À »Tu n’y arriveras jamais« On lui a dit quand il a commencé à courir à 12 ans. Aujourd’hui, dix ans plus tard, Mario Bertolaso Il a remporté deux médailles d’or et est son rRecord du monde au relais 4X100 et le record d’Italie au relais 4X400. Une passion qui est devenue sa force, créant une oasis de bien-être et courant vers des moments de pleine conscience qui peuvent être vécus en toute tranquillité. Mario Bertolaso de Padoue, 23 ans, Garçon autiste de haut niveauest l’un des « héros ». Vichy Global Games 2023 en Francela plus grande compétition au monde pour athlètes masculins et féminins ayant une déficience intellectuelle, où l’Italie a remporté des prix, 46 athlètes et 30 médailles d’or.
Bertolaso (Aspea Padova) a remporté deux médailles d’or et établi le record du monde du relais 4X100, dans l’équipe dirigée par Giancarlo Marcoccia comme chef de délégation. Ce n’est pas seulement un record sportif. «Je veux montrer que le monde de l’autisme est plein de potentiel», affirme l’athlète. La diversité peut être bénéfiqueÀ ». Enfant hyperactif, « j’ai couru du matin au soir » jusqu’à ce que je fasse connaissance avec l’athlétisme. « Je ne me suis jamais arrêté », dit Bertolaso, « je ne pouvais pas non plus me concentrer sur quoi que ce soit, personne n’aurait pensé que je le ferais me lancer dans un sport « Quand j’ai commencé, on m’a dit que je ne pouvais pas le faire. Au lieu de cela, je me sentais bien et libre à l’entraînement. CJ’ai toujours aimé l’horreur et en athlétisme, vous courez constamment.

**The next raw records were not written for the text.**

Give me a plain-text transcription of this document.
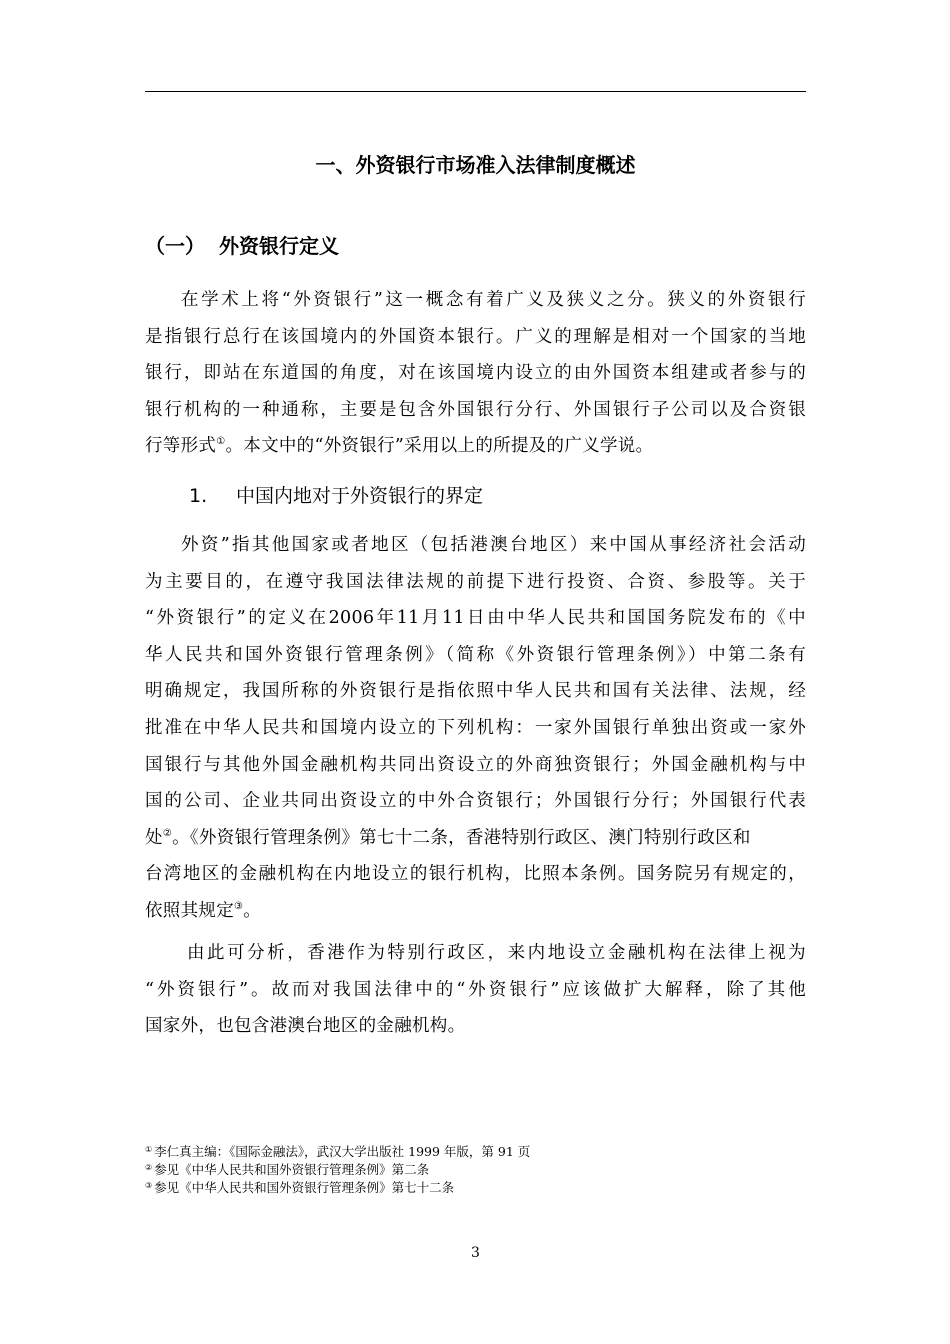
一、外资银行市场准入法律制度概述
（一） 外资银行定义
在学术上将“外资银行”这一概念有着广义及狭义之分。狭义的外资银行
是指银行总行在该国境内的外国资本银行。广义的理解是相对一个国家的当地
银行，即站在东道国的角度，对在该国境内设立的由外国资本组建或者参与的
银行机构的一种通称，主要是包含外国银行分行、外国银行子公司以及合资银
行等形式①。本文中的“外资银行”采用以上的所提及的广义学说。
1. 中国内地对于外资银行的界定
外资”指其他国家或者地区（包括港澳台地区）来中国从事经济社会活动
为主要目的，在遵守我国法律法规的前提下进行投资、合资、参股等。关于
“外资银行”的定义在2006年11月11日由中华人民共和国国务院发布的《中
华人民共和国外资银行管理条例》（简称《外资银行管理条例》）中第二条有
明确规定，我国所称的外资银行是指依照中华人民共和国有关法律、法规，经
批准在中华人民共和国境内设立的下列机构：一家外国银行单独出资或一家外
国银行与其他外国金融机构共同出资设立的外商独资银行；外国金融机构与中
国的公司、企业共同出资设立的中外合资银行；外国银行分行；外国银行代表
处②。《外资银行管理条例》第七十二条，香港特别行政区、澳门特别行政区和
台湾地区的金融机构在内地设立的银行机构，比照本条例。国务院另有规定的，
依照其规定③。
由此可分析，香港作为特别行政区，来内地设立金融机构在法律上视为
“外资银行”。故而对我国法律中的“外资银行”应该做扩大解释，除了其他
国家外，也包含港澳台地区的金融机构。
① 李仁真主编：《国际金融法》，武汉大学出版社 1999 年版，第 91 页
② 参见《中华人民共和国外资银行管理条例》第二条
③ 参见《中华人民共和国外资银行管理条例》第七十二条
3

Mois après mois, année après année, le sport est devenu son moment de bonheur. Et il l’explique ainsi : « Il m’a fait croire en moi. » L’athlétisme est un sport où nous nous soutenons mutuellement, c’est très inclusif, cela m’a donné le sentiment de faire partie d’une équipe, j’ai été accueilli, j’ai ressenti un sentiment d’appartenance très fort que je n’avais jamais ressenti auparavant. » Mario s’entraîne au moins deux heures par jour, cinq jours une semaine, mais l’esprit avec lequel il aborde les courses et les contre-la-montre est à l’opposé de celui de la compétition. « Le sport, dit-il, doit être vécu sans pression. » Il doit y avoir du bien-être« Ne devenez pas une obsession, cela doit être un plaisir, pas une torture. » Avec cet état d’esprit, le jeune athlète de Padoue part sur la piste, court et gagne. Sans soucis, sans crainte du résultat. Dans les courses, il apporte la force de l’équipe, mais aussi le message que chaque personne est différente et possède un potentiel inexploré. « Je suis atteint d’autisme de haut niveau, donc je n’ai jamais eu de problèmes pour parler et m’exprimer, souligne-t-il, mais ce n’était pas facile de trouver la bonne voie. Avoir une famille qui aide et soutient fait toute la différence. Inclusion, intégrationValoriser les différences : Des concepts qui sont devenus la réalité quotidienne de Mario et qui ont changé sa vie.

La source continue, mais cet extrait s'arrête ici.